Commissioning: if you always do what you've always done...
Featured article -
10 February 2020
By Kate Sibthorp
Andy Brogan’s presentation was thought-provoking to say the least and, I sensed, quite challenging for some people in the room.
He argued that commissioning for outcomes in social care is a bad idea. What?! Let’s be clear here; he’s not saying we don’t want to achieve outcomes, but that the process of commissioning for outcomes leads us to measure the wrong things, things that don’t make a positive difference to people’s lives.
I’ve come across this personally, when I secured funding for one of my daughter’s PAs to go to college to get a Certificate in Care. She decided to abandon it after just two weeks. She was being told that she had to record in writing, every day, exactly what they’d done – how many drinks, how many visits to the loo etc. She told the course tutor that I didn’t want to know these things. I wanted to know if my daughter had had a good day – was she happy, had people been friendly, would she enjoy going back to wherever they’d been or seeing a film again. The tutor said that the PA should still write everything down to ‘cover herself’ in case of a problem situation. It was all process, not relationships or happiness. The only way anyone could measure what matters for my daughter would be to count smiles and laughter. The relationship between me, my daughter and her PAs is built on trust. Sometimes the PA might do something I wouldn’t have done, but if it’s coming from the right place, the heart, that’s fine. And anyway, who’s to say the PA’s ‘wrong’ and I’m ‘right’? I’m happy for them to try things and see whether my daughter likes them or not.
As Andy Brogan explains...
Populations don't experience outcomes. People do.
In this context, Andy Brogan’s approach makes good sense to me. He says that great results in social care are achieved through relationships between people. If we accept this, then commissioning needs to evolve into a process that secures the right underpinning values, attitudes and relationships that will deliver good, meaningful lives. I hear people talking a lot about moving away from the time and task approach. The question is, how do we commission the underlying conditions that will enable human relationships to flourish and enable great outcomes to emerge?
It seems to me that Andy’s view of commissioning is far more dynamic than what currently tends to happen. It recognises that we don’t always know exactly what outcomes we want (human lives are messy) and people who access services are endlessly diverse. So commissioners need to work with people, communities and providers in a way that figures out what to do as we go along, running with what works and abandoning what doesn’t. It means that commissioning would have to become a more continuous learning process, more open and flexible, more iterative - not a straightforward specify/deliver/measure approach. There would have to be continuing conversations between commissioners, people who access services and providers to share how things are going and think about what’s working, what’s not working and what else to try. It couldn’t be anything other than place-based and co-produced.
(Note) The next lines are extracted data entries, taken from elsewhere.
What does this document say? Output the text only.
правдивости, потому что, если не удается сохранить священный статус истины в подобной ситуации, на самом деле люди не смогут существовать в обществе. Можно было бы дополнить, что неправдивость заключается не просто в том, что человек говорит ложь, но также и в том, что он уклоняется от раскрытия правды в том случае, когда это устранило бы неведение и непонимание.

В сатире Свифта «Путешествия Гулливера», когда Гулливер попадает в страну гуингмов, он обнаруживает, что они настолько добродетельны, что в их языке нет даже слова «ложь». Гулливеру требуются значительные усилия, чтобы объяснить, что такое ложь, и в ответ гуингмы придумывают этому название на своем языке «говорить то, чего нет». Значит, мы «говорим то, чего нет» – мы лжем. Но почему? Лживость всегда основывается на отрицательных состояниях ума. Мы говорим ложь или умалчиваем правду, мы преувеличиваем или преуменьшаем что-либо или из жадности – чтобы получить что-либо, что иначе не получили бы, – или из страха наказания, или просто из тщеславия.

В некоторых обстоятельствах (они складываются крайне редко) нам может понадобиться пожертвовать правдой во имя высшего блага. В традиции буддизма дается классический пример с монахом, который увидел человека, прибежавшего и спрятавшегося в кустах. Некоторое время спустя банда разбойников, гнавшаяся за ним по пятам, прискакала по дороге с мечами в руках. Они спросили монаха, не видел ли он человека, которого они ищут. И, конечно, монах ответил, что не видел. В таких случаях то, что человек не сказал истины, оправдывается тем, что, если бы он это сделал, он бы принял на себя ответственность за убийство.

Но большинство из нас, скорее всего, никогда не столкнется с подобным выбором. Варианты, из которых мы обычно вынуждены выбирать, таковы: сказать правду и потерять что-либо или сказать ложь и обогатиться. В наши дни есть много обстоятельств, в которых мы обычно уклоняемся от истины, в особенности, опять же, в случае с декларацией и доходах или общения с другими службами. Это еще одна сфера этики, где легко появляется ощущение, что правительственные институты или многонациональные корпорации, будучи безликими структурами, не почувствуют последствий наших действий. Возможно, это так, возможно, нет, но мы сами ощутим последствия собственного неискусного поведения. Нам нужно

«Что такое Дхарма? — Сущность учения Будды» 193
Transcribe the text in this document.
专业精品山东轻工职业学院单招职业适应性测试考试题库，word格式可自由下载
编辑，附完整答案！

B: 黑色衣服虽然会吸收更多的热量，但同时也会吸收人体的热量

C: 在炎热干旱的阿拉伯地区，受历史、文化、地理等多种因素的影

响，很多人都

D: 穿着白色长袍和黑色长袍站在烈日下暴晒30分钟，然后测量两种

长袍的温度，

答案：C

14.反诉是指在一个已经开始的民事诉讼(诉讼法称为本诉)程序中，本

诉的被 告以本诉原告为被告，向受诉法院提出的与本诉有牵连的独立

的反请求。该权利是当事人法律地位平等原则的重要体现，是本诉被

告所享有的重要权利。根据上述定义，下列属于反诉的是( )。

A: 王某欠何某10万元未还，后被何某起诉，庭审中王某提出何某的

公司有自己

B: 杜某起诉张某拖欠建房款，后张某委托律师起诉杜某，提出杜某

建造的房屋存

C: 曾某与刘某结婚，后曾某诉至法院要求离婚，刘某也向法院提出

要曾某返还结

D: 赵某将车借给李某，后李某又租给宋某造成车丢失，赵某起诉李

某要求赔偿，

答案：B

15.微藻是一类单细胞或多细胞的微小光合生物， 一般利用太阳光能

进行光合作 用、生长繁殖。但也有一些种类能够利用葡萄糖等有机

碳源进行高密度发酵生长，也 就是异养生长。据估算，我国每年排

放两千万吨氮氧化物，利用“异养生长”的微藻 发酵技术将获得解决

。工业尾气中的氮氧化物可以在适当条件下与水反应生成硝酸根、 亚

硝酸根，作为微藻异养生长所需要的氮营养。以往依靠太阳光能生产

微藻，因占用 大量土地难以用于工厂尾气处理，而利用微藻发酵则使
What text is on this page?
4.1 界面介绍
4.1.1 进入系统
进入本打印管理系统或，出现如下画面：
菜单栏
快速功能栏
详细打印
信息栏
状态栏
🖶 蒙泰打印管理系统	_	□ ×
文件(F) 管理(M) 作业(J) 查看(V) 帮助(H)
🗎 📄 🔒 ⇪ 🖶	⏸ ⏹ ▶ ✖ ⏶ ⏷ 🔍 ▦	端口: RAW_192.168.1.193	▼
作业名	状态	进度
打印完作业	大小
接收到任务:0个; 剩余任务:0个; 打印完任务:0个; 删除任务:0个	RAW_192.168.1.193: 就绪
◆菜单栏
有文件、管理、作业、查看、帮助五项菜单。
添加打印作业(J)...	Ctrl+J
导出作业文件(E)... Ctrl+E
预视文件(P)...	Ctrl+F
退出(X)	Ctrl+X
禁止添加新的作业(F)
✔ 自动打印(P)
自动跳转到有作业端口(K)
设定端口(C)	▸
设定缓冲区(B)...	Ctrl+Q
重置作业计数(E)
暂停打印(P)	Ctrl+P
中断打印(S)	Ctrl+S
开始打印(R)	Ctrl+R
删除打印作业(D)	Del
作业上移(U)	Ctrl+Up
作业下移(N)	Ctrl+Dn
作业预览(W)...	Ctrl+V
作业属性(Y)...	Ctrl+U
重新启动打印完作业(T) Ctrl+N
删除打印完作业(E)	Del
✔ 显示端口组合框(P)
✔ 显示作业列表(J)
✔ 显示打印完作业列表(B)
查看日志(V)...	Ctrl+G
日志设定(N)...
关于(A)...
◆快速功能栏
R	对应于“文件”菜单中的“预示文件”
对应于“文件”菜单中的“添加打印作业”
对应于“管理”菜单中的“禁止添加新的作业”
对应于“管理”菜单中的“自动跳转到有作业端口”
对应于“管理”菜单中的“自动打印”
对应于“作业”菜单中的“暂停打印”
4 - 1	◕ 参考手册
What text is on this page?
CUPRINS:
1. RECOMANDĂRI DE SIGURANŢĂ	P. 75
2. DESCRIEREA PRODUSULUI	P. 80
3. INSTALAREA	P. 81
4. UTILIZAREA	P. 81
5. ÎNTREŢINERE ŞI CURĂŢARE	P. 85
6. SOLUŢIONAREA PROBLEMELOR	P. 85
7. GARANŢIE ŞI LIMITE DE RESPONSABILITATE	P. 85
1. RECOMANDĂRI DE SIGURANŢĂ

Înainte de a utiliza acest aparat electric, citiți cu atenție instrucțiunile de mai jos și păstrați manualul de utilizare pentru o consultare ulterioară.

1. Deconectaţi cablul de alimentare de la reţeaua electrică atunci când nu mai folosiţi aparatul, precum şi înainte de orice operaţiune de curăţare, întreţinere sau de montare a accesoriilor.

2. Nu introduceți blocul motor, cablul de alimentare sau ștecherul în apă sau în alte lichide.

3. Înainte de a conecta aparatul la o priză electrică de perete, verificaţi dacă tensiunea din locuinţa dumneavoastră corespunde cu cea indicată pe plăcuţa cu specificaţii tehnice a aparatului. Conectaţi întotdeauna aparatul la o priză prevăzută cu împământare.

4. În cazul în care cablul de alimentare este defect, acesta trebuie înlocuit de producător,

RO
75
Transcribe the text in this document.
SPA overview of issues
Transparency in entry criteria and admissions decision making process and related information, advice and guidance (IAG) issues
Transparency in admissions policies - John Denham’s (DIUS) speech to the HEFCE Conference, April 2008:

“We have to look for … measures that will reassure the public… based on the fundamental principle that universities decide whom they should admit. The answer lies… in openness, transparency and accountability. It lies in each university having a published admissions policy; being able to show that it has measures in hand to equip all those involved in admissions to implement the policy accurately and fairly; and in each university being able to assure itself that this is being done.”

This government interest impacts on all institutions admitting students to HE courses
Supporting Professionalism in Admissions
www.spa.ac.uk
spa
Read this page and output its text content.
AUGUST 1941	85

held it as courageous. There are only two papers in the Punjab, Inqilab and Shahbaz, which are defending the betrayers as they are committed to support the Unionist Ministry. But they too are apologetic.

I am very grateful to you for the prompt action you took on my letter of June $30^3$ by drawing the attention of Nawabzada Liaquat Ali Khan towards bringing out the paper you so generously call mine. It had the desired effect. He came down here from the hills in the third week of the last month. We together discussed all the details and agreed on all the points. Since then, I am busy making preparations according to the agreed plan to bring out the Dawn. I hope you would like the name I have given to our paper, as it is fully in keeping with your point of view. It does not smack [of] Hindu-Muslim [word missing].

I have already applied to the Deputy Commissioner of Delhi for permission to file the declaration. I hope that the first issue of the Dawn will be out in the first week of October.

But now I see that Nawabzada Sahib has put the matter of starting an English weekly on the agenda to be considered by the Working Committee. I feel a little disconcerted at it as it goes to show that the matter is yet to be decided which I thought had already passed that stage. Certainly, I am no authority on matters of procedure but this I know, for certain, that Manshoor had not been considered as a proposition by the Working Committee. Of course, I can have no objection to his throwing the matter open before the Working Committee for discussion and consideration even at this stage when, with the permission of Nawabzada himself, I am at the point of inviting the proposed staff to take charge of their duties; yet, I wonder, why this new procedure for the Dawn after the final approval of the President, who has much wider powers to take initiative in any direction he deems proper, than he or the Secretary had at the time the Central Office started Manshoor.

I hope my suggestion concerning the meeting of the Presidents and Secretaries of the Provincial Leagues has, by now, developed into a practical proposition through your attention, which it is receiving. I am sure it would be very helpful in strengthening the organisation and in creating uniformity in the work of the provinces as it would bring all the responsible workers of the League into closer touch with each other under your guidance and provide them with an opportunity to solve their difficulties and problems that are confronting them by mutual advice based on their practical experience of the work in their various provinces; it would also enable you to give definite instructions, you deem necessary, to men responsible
There are lots of challenges associated with this. Not least, and something I’m interested in exploring, is how we enable people in communities, including people who access services, to evolve from being passive customers or recipients to authentic co-production. There are some excellent examples of co-production, the relationship between Think Local Act Personal and the National Co-Production Advisory Group being one. But most people I know don’t get it; in my experience, there isn’t a latent majority of people who access services ready and willing to co-produce. We need to nurture co-production.
This approach takes guts, leadership, collaboration and heaps of trust. It feels like a real opportunity and I’m hoping that the Social Care Innovation Network will generate some interest in giving it a go!